Die Kohle-Lobby sieht das deutlich anders: Bethe meint, selbst ältere Blöcke könnten sehr wohl unter 120 Euro pro Megawattstunde liefern, so dass sie Gas- und sogar manch modernen LNG-Kraftwerken überlegen wären – auch klimatisch betrachtet sei Kohle nicht schlechter gestellt als Flüssiggas. Steag-Chef Reichel schlägt in dieselbe Kerbe und hält die Debatte für eine Frage des politischen Willens und des Willens zur Flexibilität: Wer Systemstabilität will, muss Preisdruck senken, findet er. Das Ganze klingt ein bisschen so, als wolle die Kohleindustrie noch einmal auf den letzten Drücker mitmischen, Lösungen liefern – aber nicht nur fürs Klima, sondern vor allem für den eigenen Fortbestand.

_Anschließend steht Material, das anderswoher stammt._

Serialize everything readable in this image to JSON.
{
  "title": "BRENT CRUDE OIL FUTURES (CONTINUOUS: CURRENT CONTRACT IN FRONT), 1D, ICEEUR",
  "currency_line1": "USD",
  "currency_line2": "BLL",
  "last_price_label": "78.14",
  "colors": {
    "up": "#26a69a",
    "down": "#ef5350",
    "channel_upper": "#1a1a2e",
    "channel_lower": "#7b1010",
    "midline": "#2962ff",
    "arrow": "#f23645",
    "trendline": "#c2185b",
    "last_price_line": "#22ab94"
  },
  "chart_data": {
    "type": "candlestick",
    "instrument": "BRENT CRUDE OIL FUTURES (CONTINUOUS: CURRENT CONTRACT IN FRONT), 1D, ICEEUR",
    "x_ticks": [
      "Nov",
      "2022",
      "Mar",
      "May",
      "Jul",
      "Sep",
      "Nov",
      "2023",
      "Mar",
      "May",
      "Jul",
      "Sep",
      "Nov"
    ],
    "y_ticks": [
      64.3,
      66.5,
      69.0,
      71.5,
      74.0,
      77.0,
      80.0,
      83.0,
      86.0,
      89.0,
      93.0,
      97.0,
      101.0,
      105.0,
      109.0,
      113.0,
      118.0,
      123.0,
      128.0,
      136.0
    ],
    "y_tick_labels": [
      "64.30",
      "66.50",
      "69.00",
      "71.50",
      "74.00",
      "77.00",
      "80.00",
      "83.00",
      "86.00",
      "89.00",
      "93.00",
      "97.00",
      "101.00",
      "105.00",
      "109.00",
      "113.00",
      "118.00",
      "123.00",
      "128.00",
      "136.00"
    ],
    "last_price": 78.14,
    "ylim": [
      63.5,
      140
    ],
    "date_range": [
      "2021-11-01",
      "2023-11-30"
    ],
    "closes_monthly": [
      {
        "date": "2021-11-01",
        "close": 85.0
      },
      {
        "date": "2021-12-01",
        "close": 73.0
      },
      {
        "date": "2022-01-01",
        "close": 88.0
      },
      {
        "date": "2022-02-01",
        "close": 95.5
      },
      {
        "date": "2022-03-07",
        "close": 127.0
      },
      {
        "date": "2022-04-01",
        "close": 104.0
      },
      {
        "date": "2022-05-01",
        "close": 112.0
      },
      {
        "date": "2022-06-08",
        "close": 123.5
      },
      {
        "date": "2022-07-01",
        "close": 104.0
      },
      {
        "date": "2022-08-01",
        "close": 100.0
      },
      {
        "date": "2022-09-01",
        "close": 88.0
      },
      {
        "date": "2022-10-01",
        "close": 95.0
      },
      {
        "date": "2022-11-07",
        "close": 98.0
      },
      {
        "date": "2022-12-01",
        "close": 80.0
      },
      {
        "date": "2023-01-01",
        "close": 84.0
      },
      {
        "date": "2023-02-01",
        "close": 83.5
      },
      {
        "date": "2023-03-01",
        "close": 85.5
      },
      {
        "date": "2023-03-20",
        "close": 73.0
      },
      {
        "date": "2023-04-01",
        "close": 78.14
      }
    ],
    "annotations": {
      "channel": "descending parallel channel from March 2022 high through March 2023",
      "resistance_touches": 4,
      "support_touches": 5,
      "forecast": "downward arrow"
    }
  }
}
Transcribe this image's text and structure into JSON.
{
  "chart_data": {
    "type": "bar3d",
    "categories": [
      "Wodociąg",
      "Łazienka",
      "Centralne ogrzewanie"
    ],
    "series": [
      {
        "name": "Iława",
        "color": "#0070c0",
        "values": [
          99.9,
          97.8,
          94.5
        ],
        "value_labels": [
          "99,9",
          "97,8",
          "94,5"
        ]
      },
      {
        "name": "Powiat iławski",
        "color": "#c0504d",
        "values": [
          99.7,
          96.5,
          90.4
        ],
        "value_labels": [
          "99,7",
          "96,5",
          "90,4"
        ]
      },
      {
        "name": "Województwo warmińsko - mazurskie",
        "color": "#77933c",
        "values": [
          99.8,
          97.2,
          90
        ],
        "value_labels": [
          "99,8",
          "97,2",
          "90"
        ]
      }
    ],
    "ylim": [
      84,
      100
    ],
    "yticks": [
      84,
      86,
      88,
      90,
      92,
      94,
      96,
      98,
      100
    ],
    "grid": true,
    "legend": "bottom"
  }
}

Die Debatte um den vorübergehenden Wiedereinsatz von Reserve-Kohlekraftwerken hat in den letzten Tagen an Fahrt aufgenommen, da nicht nur steigende Gaspreise, sondern auch der Ukrainekrieg sowie die Lage im Iran die Preise treiben (vgl. aktuelle Berichte z.B. von der Süddeutschen Zeitung und ZEIT Online). Während Branchenvertreter vorrechnen, dass Kohlekraftwerke kurzfristig günstiger Strom liefern könnten, warnen Experten wiederholt vor den Risiken für Klima und Netzstabilität. Tatsächlich machen die komplizierte Rechtslage, hohe Kosten und der schlechte technische Zustand vieler Altanlagen eine schnelle Lösung unwahrscheinlich – das bestätigt auch eine Vielzahl aktueller Analysen großer Tageszeitungen, die sich einig sind, dass ein echter Gamechanger nicht in Sicht ist.